LA EPE BAJÓ EN UN PUNTO EL ROBO DE LA ENERGÍA
Sigue en niveles muy altos la llamada “indisciplina del mercado”. Sin embargo, por primera vez en la última década, la EPE logró que le roben menos: en 2004 hubo un 23 % de pérdidas totales de energía y en 2005, un 22 %. Exhiben resultados del convenio con la UTN.
“En la historia de la EPE existe una constante: año a año crece el fraude. Desde 1986, a razón de un punto por año. En 2005 logramos quebrar esa tendencia”, sostiene el interventor de la empresa, Luis El Halli Obeid.
El funcionario advierte que “las pérdidas totales de energía de la empresa eran del 12 %” en aquel año. Y hoy llegan al 22 %.
“En ambas cifras, aproximadamente, el 8 % corresponde a las pérdidas técnicas de la distribución de la energía; lo demás es lo que la empresa pone en las redes y no logra facturar”. Se trata del robo de energía por parte de los enganchados en los barrios más pobres, y de los fraudes cometidos por clientes regulares que alteran el funcionamiento del medidor o recurren al mismo método -ya sin disimulos- de colgarse de las líneas.

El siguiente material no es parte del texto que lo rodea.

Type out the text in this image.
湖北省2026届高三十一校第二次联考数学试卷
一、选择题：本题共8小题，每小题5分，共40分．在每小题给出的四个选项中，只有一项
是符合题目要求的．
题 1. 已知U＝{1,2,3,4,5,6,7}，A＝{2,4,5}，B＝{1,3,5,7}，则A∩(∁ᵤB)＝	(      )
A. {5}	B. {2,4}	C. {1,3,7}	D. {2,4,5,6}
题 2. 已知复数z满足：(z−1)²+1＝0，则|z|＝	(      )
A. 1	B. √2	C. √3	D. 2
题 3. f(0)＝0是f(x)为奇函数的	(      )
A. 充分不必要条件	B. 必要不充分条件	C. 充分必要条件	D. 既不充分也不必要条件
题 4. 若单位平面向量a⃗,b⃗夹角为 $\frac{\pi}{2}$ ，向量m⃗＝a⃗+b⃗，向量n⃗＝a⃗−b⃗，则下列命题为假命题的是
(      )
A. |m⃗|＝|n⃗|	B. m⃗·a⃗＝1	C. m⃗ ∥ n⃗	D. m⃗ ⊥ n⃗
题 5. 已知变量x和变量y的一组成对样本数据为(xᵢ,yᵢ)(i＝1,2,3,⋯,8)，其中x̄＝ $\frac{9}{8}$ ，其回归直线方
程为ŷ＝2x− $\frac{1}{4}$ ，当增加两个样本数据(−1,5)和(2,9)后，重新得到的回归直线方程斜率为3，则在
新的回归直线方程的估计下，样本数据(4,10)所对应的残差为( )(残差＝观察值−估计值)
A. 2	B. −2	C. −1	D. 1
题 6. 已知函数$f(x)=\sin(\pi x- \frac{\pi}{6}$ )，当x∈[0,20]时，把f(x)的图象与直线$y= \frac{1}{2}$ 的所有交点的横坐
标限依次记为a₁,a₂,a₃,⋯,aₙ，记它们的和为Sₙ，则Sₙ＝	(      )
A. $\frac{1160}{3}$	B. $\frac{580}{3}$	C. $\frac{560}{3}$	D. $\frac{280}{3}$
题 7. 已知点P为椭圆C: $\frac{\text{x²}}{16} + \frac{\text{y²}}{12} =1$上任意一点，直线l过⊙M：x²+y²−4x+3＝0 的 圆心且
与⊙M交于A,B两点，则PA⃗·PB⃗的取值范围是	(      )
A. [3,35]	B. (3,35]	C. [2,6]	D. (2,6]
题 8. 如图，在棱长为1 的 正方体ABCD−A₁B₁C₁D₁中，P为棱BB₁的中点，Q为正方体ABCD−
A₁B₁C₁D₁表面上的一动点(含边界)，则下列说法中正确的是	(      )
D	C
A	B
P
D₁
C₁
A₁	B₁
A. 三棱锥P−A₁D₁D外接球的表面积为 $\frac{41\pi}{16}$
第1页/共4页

“Sólo en 1997 hubo un quiebre de la curva de robos de energía, que luego volvió a dispararse. Hoy estamos ante un hecho que consideramos muy importante que es que después de estos casi diez años otra vez se quiebra esta tendencia. En lugar de subir un punto, se bajó en un punto”, afirma el titular de la empresa.
QUEBRAR LA TENDENCIA
La novedad tiene una explicación: éstos son los resultados que comienza a mostrar un convenio firmado por la EPE con la Facultad Regional Santa Fe de la Universidad Tecnológica Nacional, sobre control de consumos domiciliarios, en los que la UTN se adelanta con sus propios recursos técnicos y cuadrillas a los inspectores de la empresa.
Se estima que para los números de la empresa provincial, recuperar esta energía implica también recuperar unos diez millones de pesos. “Lo sabemos por los montos sumados de las actas de fraude, las notas de débito que realizan las inspectores cuando se comprueban irregularidades”.
“Estamos ante una indisciplina del mercado que es muy alta. Revertir la tendencia, bajar un punto en este proceso, requiere de un enorme esfuerzo y en esta tarea la empresa está comprometida en forma total”, asegura el subinterventor Juan Ruiz.
“Se revisan suministros sobre grandes clientes, medianos, chicos, comerciales y residenciales. Y aumentamos sobre todo la inteligencia para la detección de estos fraudes. Las actas se hacen por cualquiera de estas tres situaciones: alteración de los precintos, de las máscaras de éstos, o reincidencia en el engancharse”, subrayó Obeid.
“HAY QUE BAJAR CUATRO PUNTOS MÁS”
En nuestra ciudad, hay unas 50 personas dedicadas a observar las conexiones domiciliarias en áreas donde no existen problemas socioeconómicos graves. Treinta de ellas pertenecen a la UTN.
Cada mes se hacen en Santa Fe unas 1.700 actas de fraude y de éstas se comprueba luego el hurto de la energía en un 70 % de los casos. La tasa de eficacia aquí es un poco más alta que en Rosario (65 %), donde se labran unas 4.000 actas.
Para el interventor de la EPE, existen condiciones económicas en el mercado y un esfuerzo suficiente como para que al cabo de 2006 se mejore en unos 4 puntos más el guarismo actual de 22 %. “Nuestro objetivo es llegar a un resultado mejor: el 18 % y seguir trabajando en la misma dirección”, definió.
5.700 ACTAS DE FRAUDE POR MES
En nuestra ciudad, la EPE hace unas 1.700 actas de fraude por mes. A estas se suman otras 4.000 -también mensuales- que se realizan en Rosario. Las cifras -que siguen creciendo- corresponden a 2005 y lo que va de 2006. En un 70 % de estos casos se llega a comprobar el hurto de energía.